Cantine e vino Curiosità VOCE ALL'ESPERTO

Le tante “anomalie” di una vendemmia quasi normale.

Siamo solamente a metà della vendemmia 2019 ma si può già affermare che la vendemmia 2019 sarà certamente ricordata per le sue stranezze.

              Innanzitutto si può ipotizzare con un certo grado di affidabilità che sarà meno generosa della precedente con un -15-16% a livello nazionale, che riporta il potenziale produttivo italiano in uno scenario, fortunatamente, di normalità attorno ad un valore ben al di sotto dei 50 milioni di ettolitri (probabilmente 45 milioni).

              Poi dobbiamo ricordare le anomalie climatiche che hanno caratterizzato la stagione invernale con temperature decisamente miti ed eventi meteorici inferiori alla media del periodo, anomalie che si sono successivamente verificate anche in maggio con abbondanti precipitazioni associate a temperature ben al di sotto delle media stagionale, causa di un ritardo ed un generale disturbo nel delicato periodo della fioritura ed un rallentamento del ciclo vegetativo della pianta.               Ma siamo davvero sicuri di definirle anomalie climatiche? I cambiamenti climatici in atto, secondo molti esperti, potranno condizionare per lungo tempo le nostre attività economiche per cui è verosimile pensare che ciò che poteva sembrare bizzarro fino a qualche anno fa possa rientrare in un ambito di “strana” normalità: il movimento degli adolescenti FridayforFuture sollecitano il mondo degli adulti ad una concreta presa di posizione (e cambiamenti) in questo senso.

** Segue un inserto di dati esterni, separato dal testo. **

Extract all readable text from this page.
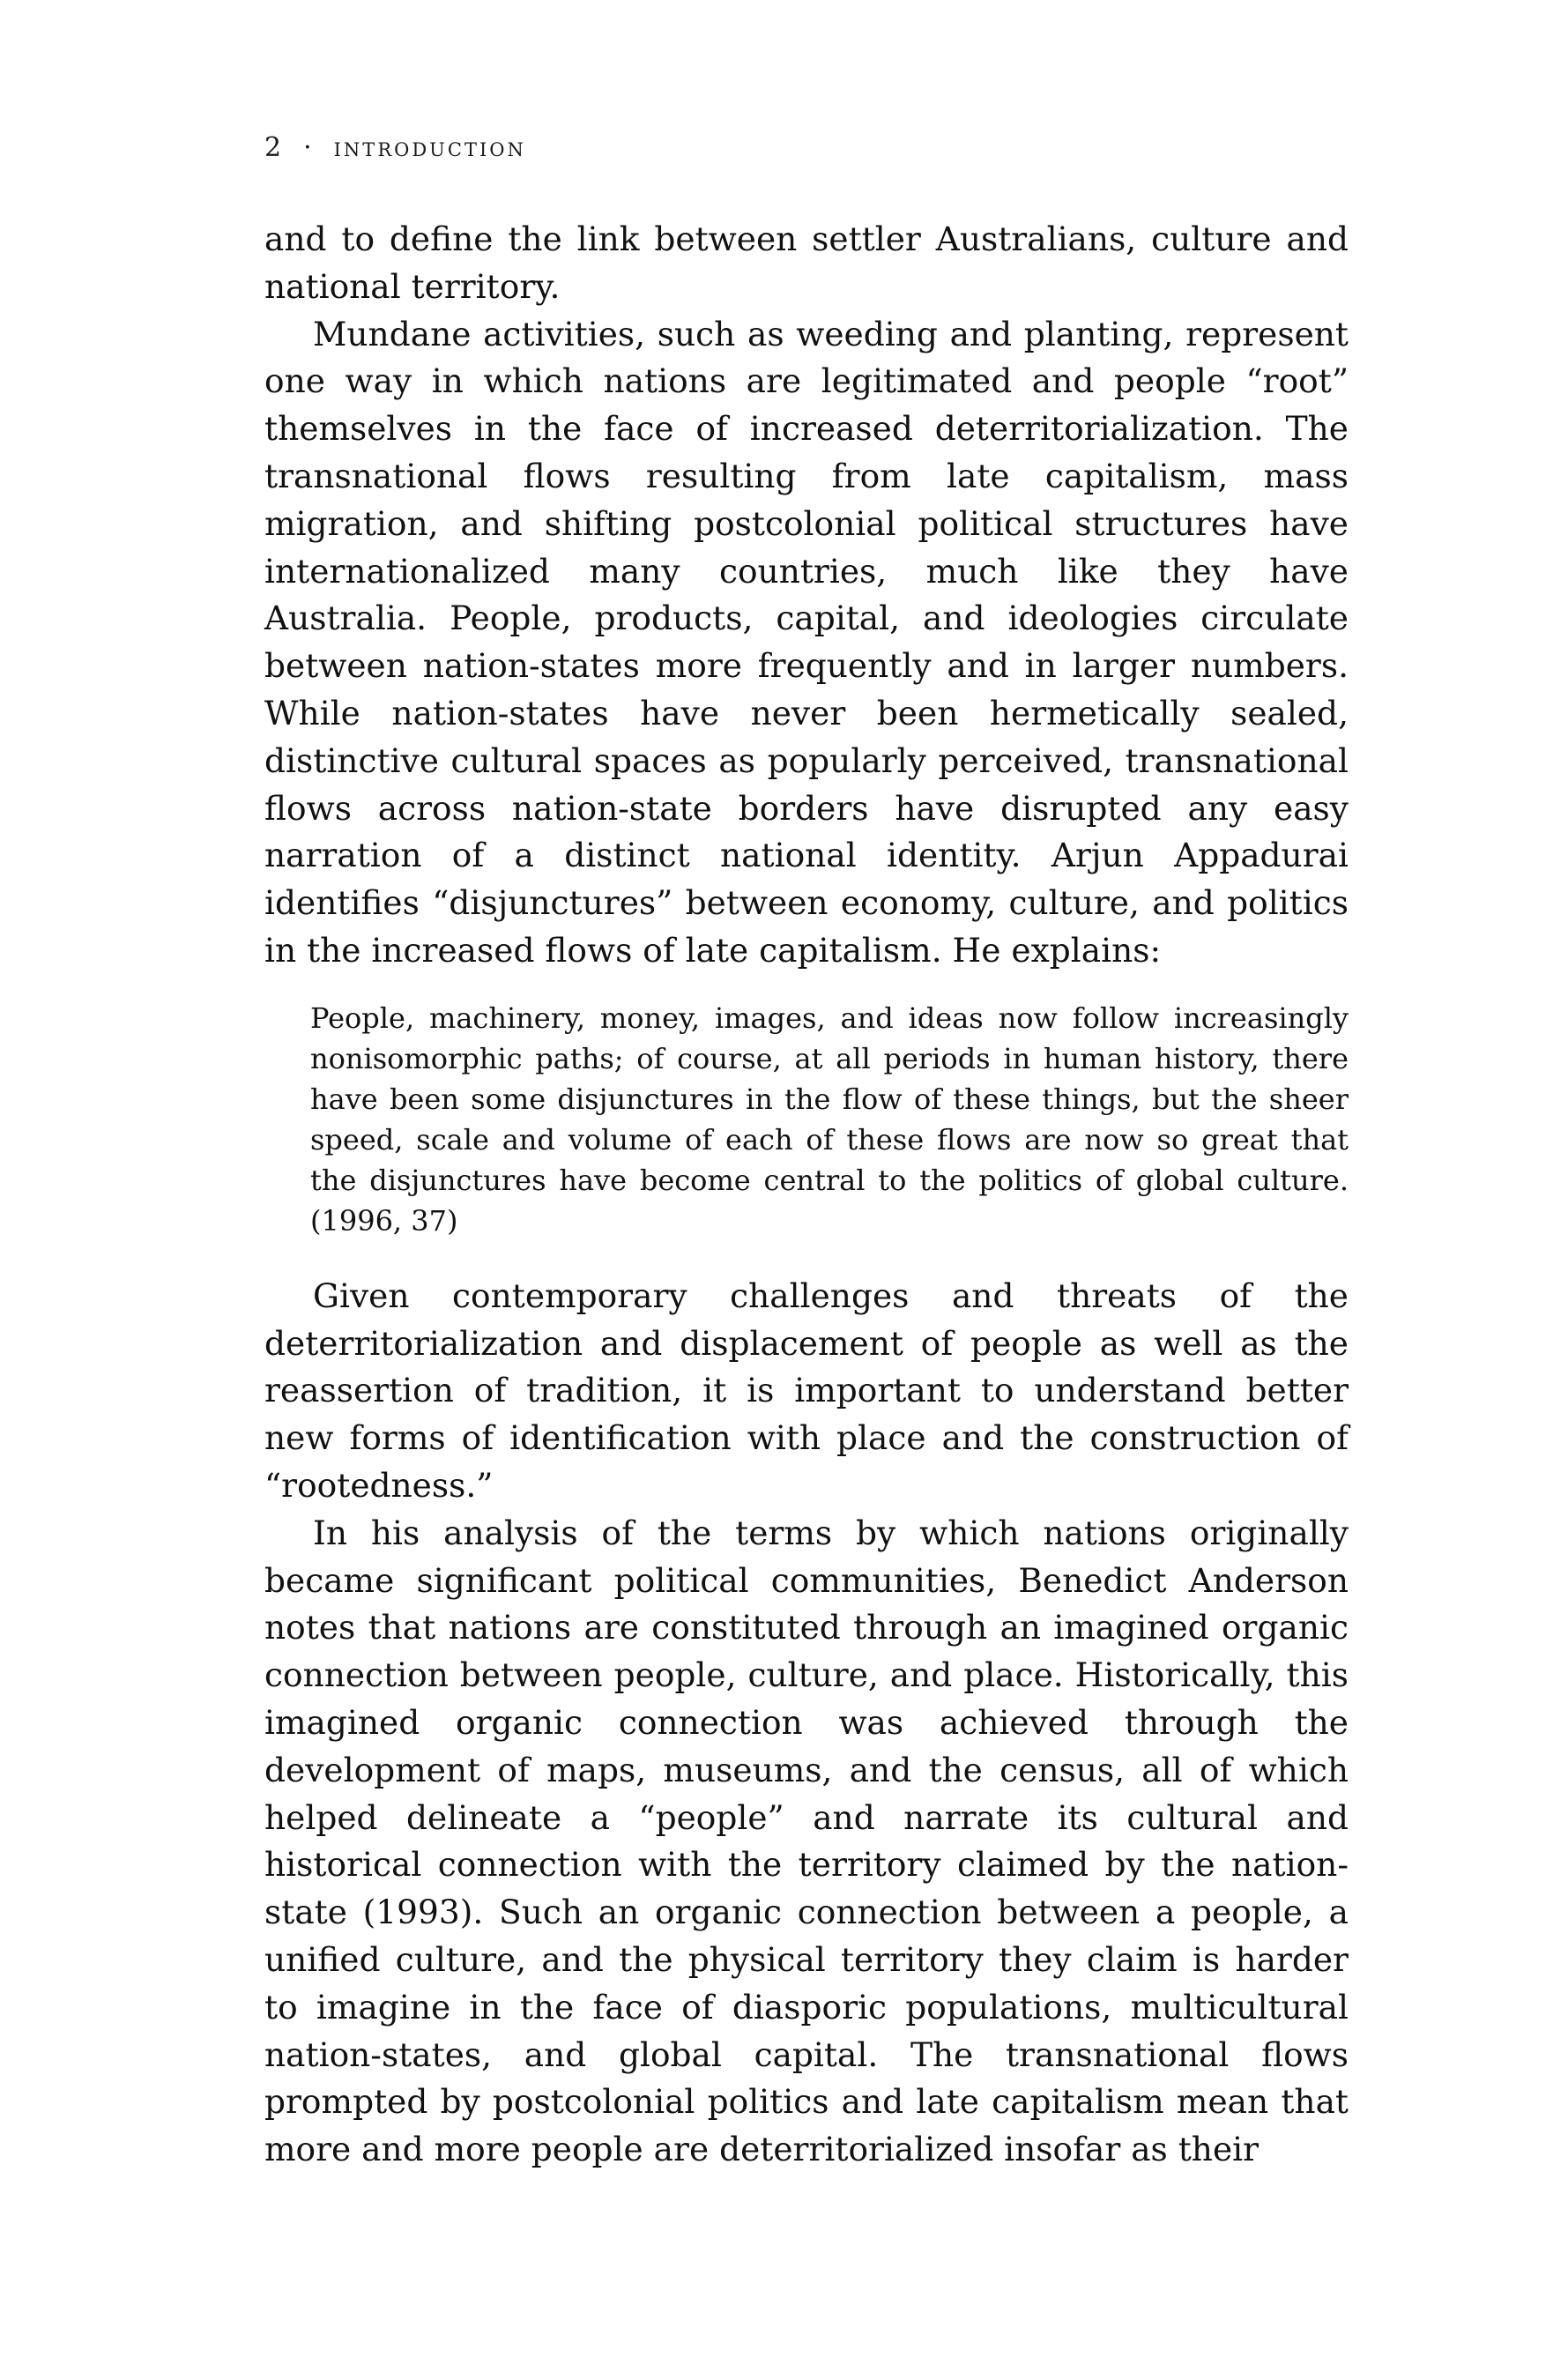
2 · introduction

and to define the link between settler Australians, culture and national territory.

Mundane activities, such as weeding and planting, represent one way in which nations are legitimated and people “root” themselves in the face of increased deterritorialization. The transnational flows resulting from late capitalism, mass migration, and shifting postcolonial political structures have internationalized many countries, much like they have Australia. People, products, capital, and ideologies circulate between nation-states more frequently and in larger numbers. While nation-states have never been hermetically sealed, distinctive cultural spaces as popularly perceived, transnational flows across nation-state borders have disrupted any easy narration of a distinct national identity. Arjun Appadurai identifies “disjunctures” between economy, culture, and politics in the increased flows of late capitalism. He explains:

People, machinery, money, images, and ideas now follow increasingly nonisomorphic paths; of course, at all periods in human history, there have been some disjunctures in the flow of these things, but the sheer speed, scale and volume of each of these flows are now so great that the disjunctures have become central to the politics of global culture. (1996, 37)

Given contemporary challenges and threats of the deterritorialization and displacement of people as well as the reassertion of tradition, it is important to understand better new forms of identification with place and the construction of “rootedness.”

In his analysis of the terms by which nations originally became significant political communities, Benedict Anderson notes that nations are constituted through an imagined organic connection between people, culture, and place. Historically, this imagined organic connection was achieved through the development of maps, museums, and the census, all of which helped delineate a “people” and narrate its cultural and historical connection with the territory claimed by the nation-state (1993). Such an organic connection between a people, a unified culture, and the physical territory they claim is harder to imagine in the face of diasporic populations, multicultural nation-states, and global capital. The transnational flows prompted by postcolonial politics and late capitalism mean that more and more people are deterritorialized insofar as their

              Un fatto incontestabile sono invece le conseguenze di questi comportamenti strani del clima sulla vendemmia: fenomeni di aborto fiorale ed abbondante acinellatura verde che sta riducendo in modo drammatico la resa di alcune varietà ed una generalizzata scalarità di maturazione degli acini (anche sulla stessa pianta, quando non addirittura sullo stesso grappolo) che mette a dura prova la capacità predittiva dell’enologo nel formulare un credibile calendario della raccolta.

              Ma l’elemento più anomalo di questa vendemmia 2019 risiede nel fatto che le previsioni vendemmiali per la prima volta nella storia sono state formulate congiuntamente tra le principali organizzazioni professionali.

              Avete capito bene, cari lettori.

              Siamo dovuti arrivare al 2019 perché Unione Italiana Vini, Ismea ed Assoenologi concordassero, finalmente, un metodo comune di rilevazione, elaborazione e previsione del potenziale produttivo italiano: un risultato “eccezionale”, anche perché fortemente richiesto dagli operatori del settore che necessitavano da decenni di una stima seria, affidabile e probante con pesantissimi ricadute di carattere economico sul mercato del vino interno.

              Una tappa fondamentale nell’annoso cammino verso quell’utopistico “fare sistema”, troppe volte sbandierato ed altrettante troppe volte colpevolmente disatteso!

              Finalmente, forse, il prezzo delle uve (e dei vini) potrà rispondere maggiormente al principio economico neoclassico dell’equilibrio tra domanda e offerta (legge di Say) piuttosto che alle bizze (e speculazioni) del mediatore di turno.